LAKEVIEW — Still stocking up on holiday gifts? Be careful — more packages and more shopping also means the potential for more theft, Town Hall District police said.
"Everyone could use extra money around the holidays," a safety notice from the district said. "Criminals thrive on unsuspecting and innocent victims."
The district released personal safety tips so that residents and visitors can minimize burglary and theft this holiday season.
For one, all those holiday packages shouldn't be delivered to an empty house, police recommend. Criminals will watch when delivery trucks drop off goods on doorsteps — including when homeowners instructs the postman to put the package behind the house, community policing Sgt.
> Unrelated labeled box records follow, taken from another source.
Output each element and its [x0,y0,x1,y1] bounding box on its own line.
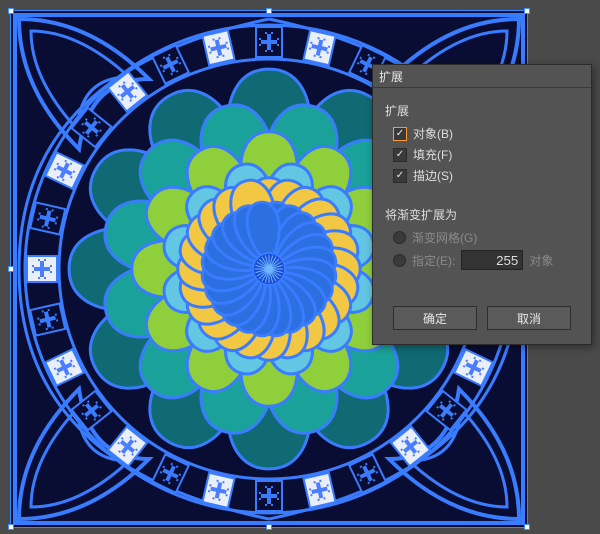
group-title-expand: 扩展 [385,102,579,119]
checkbox-object[interactable] [393,127,407,141]
selection-handle[interactable] [266,524,272,530]
ok-button[interactable]: 确定 [393,306,477,330]
selection-handle[interactable] [8,8,14,14]
checkbox-fill[interactable] [393,148,407,162]
radio-specify [393,254,406,267]
cancel-button[interactable]: 取消 [487,306,571,330]
radio-specify-label: 指定(E): [412,252,455,269]
radio-gradient-mesh [393,231,406,244]
selection-handle[interactable] [8,266,14,272]
selection-handle[interactable] [524,524,530,530]
specify-count-input [461,250,523,270]
selection-handle[interactable] [8,524,14,530]
selection-handle[interactable] [266,8,272,14]
specify-suffix: 对象 [529,252,553,269]
expand-dialog: 扩展 扩展 对象(B) 填充(F) 描边(S) 将渐变扩展为 渐变网格(G) [372,64,592,345]
dialog-titlebar[interactable]: 扩展 [373,65,591,88]
selection-handle[interactable] [524,8,530,14]
checkbox-stroke-label: 描边(S) [413,167,453,184]
dialog-title: 扩展 [379,68,403,85]
radio-gradient-mesh-label: 渐变网格(G) [412,229,477,246]
checkbox-stroke[interactable] [393,169,407,183]
group-title-gradient: 将渐变扩展为 [385,206,579,223]
checkbox-fill-label: 填充(F) [413,146,452,163]
checkbox-object-label: 对象(B) [413,125,453,142]
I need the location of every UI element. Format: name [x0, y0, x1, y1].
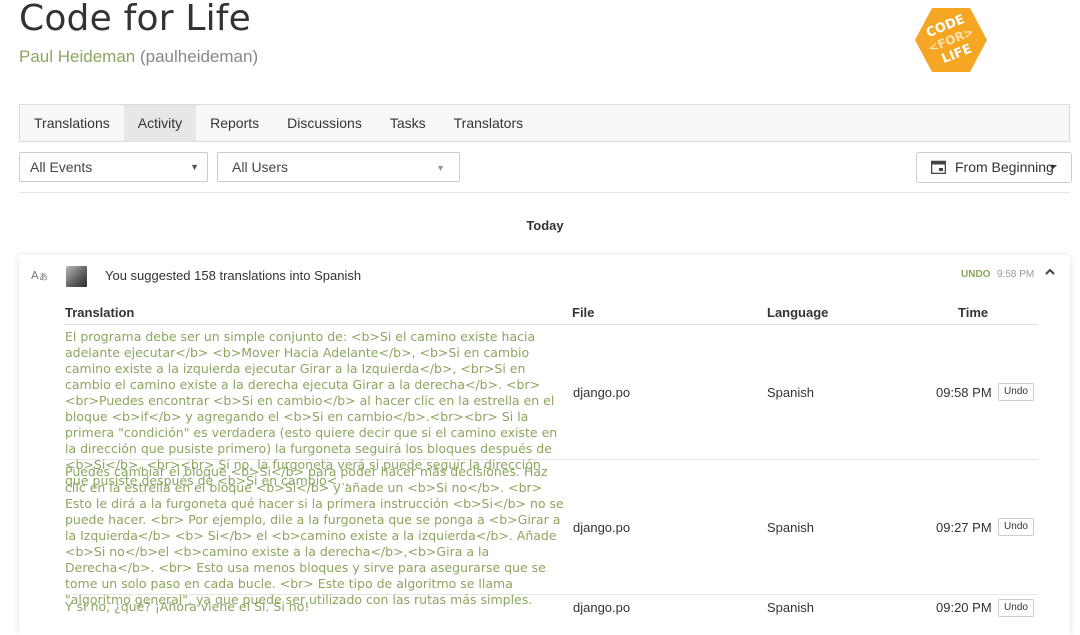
svg-text:あ: あ: [39, 272, 48, 282]
calendar-icon: [931, 160, 946, 174]
row-time: 09:20 PM: [936, 600, 992, 615]
column-header-translation: Translation: [65, 305, 135, 320]
translation-text[interactable]: Y si no, ¿qué? ¡Ahora viene el Si. Si no…: [65, 599, 565, 615]
date-range-label: From Beginning: [955, 159, 1054, 175]
users-filter-select[interactable]: All Users ▼: [217, 152, 460, 182]
column-header-time: Time: [958, 305, 989, 320]
table-row: Puedes cambiar el bloque <b>Si</b> para …: [64, 460, 1038, 607]
avatar[interactable]: [66, 266, 87, 287]
language: Spanish: [767, 520, 814, 535]
day-heading: Today: [526, 218, 564, 233]
translate-icon: A あ: [31, 269, 48, 282]
tab-reports[interactable]: Reports: [196, 105, 273, 141]
row-time: 09:27 PM: [936, 520, 992, 535]
chevron-down-icon: ▼: [436, 163, 445, 173]
tab-translations[interactable]: Translations: [20, 105, 124, 141]
activity-time: 9:58 PM: [997, 269, 1035, 280]
date-range-button[interactable]: From Beginning: [916, 152, 1072, 183]
tab-activity[interactable]: Activity: [123, 105, 197, 141]
activity-summary: You suggested 158 translations into Span…: [105, 268, 362, 283]
activity-card: A あ You suggested 158 translations into …: [19, 255, 1070, 635]
svg-text:A: A: [31, 269, 39, 282]
select-arrow-icon: ▼: [190, 162, 199, 172]
row-time: 09:58 PM: [936, 385, 992, 400]
project-nav: Translations Activity Reports Discussion…: [19, 104, 1070, 142]
table-row: El programa debe ser un simple conjunto …: [64, 325, 1038, 488]
undo-button[interactable]: Undo: [998, 518, 1034, 536]
language: Spanish: [767, 600, 814, 615]
owner-handle: (paulheideman): [139, 47, 259, 66]
chevron-up-icon[interactable]: [1045, 267, 1055, 277]
undo-all-link[interactable]: UNDO: [961, 269, 990, 280]
project-title: Code for Life: [19, 0, 252, 39]
undo-button[interactable]: Undo: [998, 599, 1034, 617]
translation-text[interactable]: Puedes cambiar el bloque <b>Si</b> para …: [65, 464, 565, 608]
tab-discussions[interactable]: Discussions: [273, 105, 376, 141]
owner-name-link[interactable]: Paul Heideman: [19, 47, 135, 66]
divider: [19, 192, 1070, 193]
file-name: django.po: [573, 600, 631, 615]
undo-button[interactable]: Undo: [998, 383, 1034, 401]
tab-tasks[interactable]: Tasks: [376, 105, 440, 141]
column-header-language: Language: [767, 305, 829, 320]
events-filter-select[interactable]: All Events ▼: [19, 152, 208, 182]
table-row: Y si no, ¿qué? ¡Ahora viene el Si. Si no…: [64, 595, 1038, 635]
file-name: django.po: [573, 385, 631, 400]
events-filter-value: All Events: [30, 159, 93, 175]
users-filter-value: All Users: [232, 159, 289, 175]
language: Spanish: [767, 385, 814, 400]
caret-down-icon: [1049, 165, 1057, 169]
column-header-file: File: [572, 305, 595, 320]
project-owner: Paul Heideman (paulheideman): [19, 47, 258, 67]
file-name: django.po: [573, 520, 631, 535]
tab-translators[interactable]: Translators: [440, 105, 538, 141]
code-for-life-logo: CODE <FOR> LIFE: [915, 8, 987, 72]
Jason Clark said in past meetings.
It makes for easy pickings.
Instead, make sure somebody is home to accept the package or consider delivering packages to centers that will hold the goods. UPS, for example, will hold packages at UPS Customer Centers for five days.
If you're shopping local — and hey, there are great options for that — police have tips for you, too.
Carry your purse close to your body, with the clasp facing in. Don't give thieves easy access by setting purses down on counters or in shopping carts. Even then, keep car or house keys in your pocket, in case the purse is taken.
Bring a friend with you. "There is safety in numbers!" police wrote in a flyer.
But if you're by yourself, don't talk on your phone or listen to music during shopping, police said. Many victims in the neighborhood are distracted by their headphones or phones. iPhones are stolen more than any other item, police said.
The best idea is to stay alert.
And once you're back to your car, have your keys ready, and put any valuables in the trunk before driving off so that items are not visible when you reach your destination, police said.
Local cops have stressed prevention in hopes of reducing crimes of opportunity. Flyers with tips have been posted across the neighborhood, and community policing officers have continued to emphasize the need to lock doors and to stay alert.
Police have credited such efforts for the declines in burglaries in the neighborhood.